Hélio Lopes (PL-RJ). Foto: Câmara dos Deputados.

O secretário de comunicação do Partido Liberal (PL) na Câmara e no Senado, Davi Morgado, afirmou em publicação nas suas redes sociais que a possível candidatura de Hélio Lopes ao Senado por Roraima segue uma “ordem” do ex-presidente Jair Bolsonaro (PL). A declaração foi publicada nas redes sociais e indica que a disputa no estado faz parte de uma estratégia nacional da legenda.

Na publicação, Morgado descreve a candidatura como uma “ordem da missão” e afirma que o objetivo é ampliar a presença de aliados no Senado. Segundo ele, o movimento busca garantir maioria na Casa com nomes considerados de confiança política. O “comandante” da ordem é Jair Bolsonaro e o “enviado”, Hélio Lopes.

“O Brasil já entendeu o preço de não ter maioria no Senado. A resposta agora é confiança”, escreveu.

Reprodução/ @davimorgadooficial

De acordo com a publicação, a definição de candidaturas segue um planejamento estruturado, com foco em estados onde o grupo político já possui forte apoio eleitoral. No texto, Roraima é citado como uma das bases mais consolidadas do bolsonarismo no país.

A publicação também destaca que a escolha de Hélio Lopes não seria aleatória, mas baseada na relação de longa data com Bolsonaro. O deputado é apontado como aliado próximo do ex-presidente, com mais de duas décadas de convivência política.

Ainda segundo Morgado, a estratégia envolve a escolha de nomes considerados leais para ocupar cadeiras no Senado, visto como espaço decisivo para votações de impacto nacional.

“O Senado não é espaço para dúvida. É espaço para quem não falha quando o país precisa”, afirmou.

A possível candidatura de Hélio Lopes ainda não foi oficialmente confirmada pelo partido, mas a declaração reforça a articulação antecipada para a disputa eleitoral em Roraima.

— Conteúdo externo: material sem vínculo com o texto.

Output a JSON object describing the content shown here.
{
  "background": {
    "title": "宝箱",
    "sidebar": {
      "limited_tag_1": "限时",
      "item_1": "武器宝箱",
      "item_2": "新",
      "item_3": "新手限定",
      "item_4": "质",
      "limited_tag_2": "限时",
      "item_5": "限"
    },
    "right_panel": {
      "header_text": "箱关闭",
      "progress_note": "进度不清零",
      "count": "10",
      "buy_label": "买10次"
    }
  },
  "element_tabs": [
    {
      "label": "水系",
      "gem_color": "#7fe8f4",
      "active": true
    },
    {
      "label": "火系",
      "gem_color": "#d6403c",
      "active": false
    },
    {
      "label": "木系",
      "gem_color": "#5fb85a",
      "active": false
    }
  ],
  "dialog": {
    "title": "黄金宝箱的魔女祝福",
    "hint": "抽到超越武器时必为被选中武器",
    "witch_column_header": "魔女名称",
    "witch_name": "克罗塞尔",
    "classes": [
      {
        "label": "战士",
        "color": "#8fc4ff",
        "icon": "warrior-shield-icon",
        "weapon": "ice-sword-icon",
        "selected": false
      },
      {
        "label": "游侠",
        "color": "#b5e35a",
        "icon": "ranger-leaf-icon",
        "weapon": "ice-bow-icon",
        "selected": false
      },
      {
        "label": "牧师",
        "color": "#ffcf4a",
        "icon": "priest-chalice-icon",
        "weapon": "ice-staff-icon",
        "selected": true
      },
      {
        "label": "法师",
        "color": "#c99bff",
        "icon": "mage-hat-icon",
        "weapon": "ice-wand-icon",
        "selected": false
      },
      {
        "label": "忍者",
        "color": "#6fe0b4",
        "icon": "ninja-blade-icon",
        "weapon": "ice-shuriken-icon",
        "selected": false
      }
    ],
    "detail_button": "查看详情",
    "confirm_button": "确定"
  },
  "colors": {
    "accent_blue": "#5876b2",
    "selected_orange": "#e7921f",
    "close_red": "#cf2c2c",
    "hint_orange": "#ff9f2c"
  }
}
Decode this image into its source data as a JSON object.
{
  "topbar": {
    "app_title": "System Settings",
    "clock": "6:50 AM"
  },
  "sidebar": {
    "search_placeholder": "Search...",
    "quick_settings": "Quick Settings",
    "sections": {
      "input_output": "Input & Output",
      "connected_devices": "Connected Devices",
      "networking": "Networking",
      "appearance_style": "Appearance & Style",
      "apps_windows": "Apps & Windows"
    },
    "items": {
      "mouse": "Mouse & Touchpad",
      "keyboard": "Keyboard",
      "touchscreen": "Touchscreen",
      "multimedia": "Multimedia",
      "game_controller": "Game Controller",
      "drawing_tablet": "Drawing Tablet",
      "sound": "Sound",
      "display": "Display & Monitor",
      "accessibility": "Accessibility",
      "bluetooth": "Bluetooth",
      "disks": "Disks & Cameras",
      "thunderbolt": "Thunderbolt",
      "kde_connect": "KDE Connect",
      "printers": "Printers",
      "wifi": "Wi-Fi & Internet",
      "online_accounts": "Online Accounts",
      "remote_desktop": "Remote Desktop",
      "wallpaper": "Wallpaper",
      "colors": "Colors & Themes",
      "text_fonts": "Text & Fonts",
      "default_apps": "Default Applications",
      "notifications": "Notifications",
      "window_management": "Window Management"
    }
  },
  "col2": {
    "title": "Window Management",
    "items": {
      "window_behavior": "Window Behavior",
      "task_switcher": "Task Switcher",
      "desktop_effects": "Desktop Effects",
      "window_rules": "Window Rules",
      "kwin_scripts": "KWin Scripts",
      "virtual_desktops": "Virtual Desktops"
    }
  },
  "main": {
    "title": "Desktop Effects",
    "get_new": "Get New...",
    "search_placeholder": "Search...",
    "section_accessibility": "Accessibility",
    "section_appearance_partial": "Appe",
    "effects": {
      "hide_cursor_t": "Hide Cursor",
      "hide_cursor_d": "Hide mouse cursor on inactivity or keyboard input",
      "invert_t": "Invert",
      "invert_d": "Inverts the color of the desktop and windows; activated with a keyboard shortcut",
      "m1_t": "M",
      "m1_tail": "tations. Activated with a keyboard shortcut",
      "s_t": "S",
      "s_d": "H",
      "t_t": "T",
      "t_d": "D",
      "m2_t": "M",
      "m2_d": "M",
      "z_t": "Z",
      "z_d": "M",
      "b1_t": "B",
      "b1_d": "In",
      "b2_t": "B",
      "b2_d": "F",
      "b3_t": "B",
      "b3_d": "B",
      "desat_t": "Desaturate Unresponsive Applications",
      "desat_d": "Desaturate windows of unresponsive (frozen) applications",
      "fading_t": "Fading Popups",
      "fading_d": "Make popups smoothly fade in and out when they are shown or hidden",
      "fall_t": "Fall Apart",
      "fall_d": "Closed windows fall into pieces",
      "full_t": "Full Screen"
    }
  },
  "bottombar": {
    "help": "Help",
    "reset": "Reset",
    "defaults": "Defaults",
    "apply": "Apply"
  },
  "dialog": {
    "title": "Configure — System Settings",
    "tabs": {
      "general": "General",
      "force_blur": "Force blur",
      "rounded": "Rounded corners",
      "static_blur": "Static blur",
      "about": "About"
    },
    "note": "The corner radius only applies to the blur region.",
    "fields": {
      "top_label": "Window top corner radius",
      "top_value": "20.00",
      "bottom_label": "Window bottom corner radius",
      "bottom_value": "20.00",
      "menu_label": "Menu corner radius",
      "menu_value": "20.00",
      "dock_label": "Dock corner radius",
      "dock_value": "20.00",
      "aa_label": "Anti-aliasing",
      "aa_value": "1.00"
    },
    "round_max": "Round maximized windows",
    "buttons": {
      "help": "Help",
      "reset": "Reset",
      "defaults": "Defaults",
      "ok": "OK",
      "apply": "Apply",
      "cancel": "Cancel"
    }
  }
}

A movimentação ocorre em um contexto de reorganização das forças políticas visando as próximas eleições. A estratégia do Partido Liberal mira ampliar sua influência no Congresso Nacional, especialmente no Senado.

Roraima

No entanto, a possível candidatura de Hélio Lopes em Roraima já começou a gerar fortes questionamentos no meio político local. Isso porque o parlamentar não possui trajetória política no estado, o que levanta críticas sobre um eventual “paraquedismo” eleitoral.

Nos bastidores, lideranças apontam que a escolha pode desconsiderar nomes com atuação consolidada em Roraima, privilegiando uma estratégia nacional em detrimento da representatividade local. A avaliação é de que, embora a força eleitoral do grupo ligado a Jair Bolsonaro seja relevante no estado, a imposição de candidaturas externas pode enfrentar resistência do eleitorado.

A discussão deve ganhar força à medida que o cenário eleitoral se desenha, colocando em debate o equilíbrio entre estratégia partidária nacional e as necessidades locais. Apesar disso, Hélio Lopes não retirou sua candidatura ao Tribunal de Contas da União (TCU), que segue válida e sob articulação em Brasília.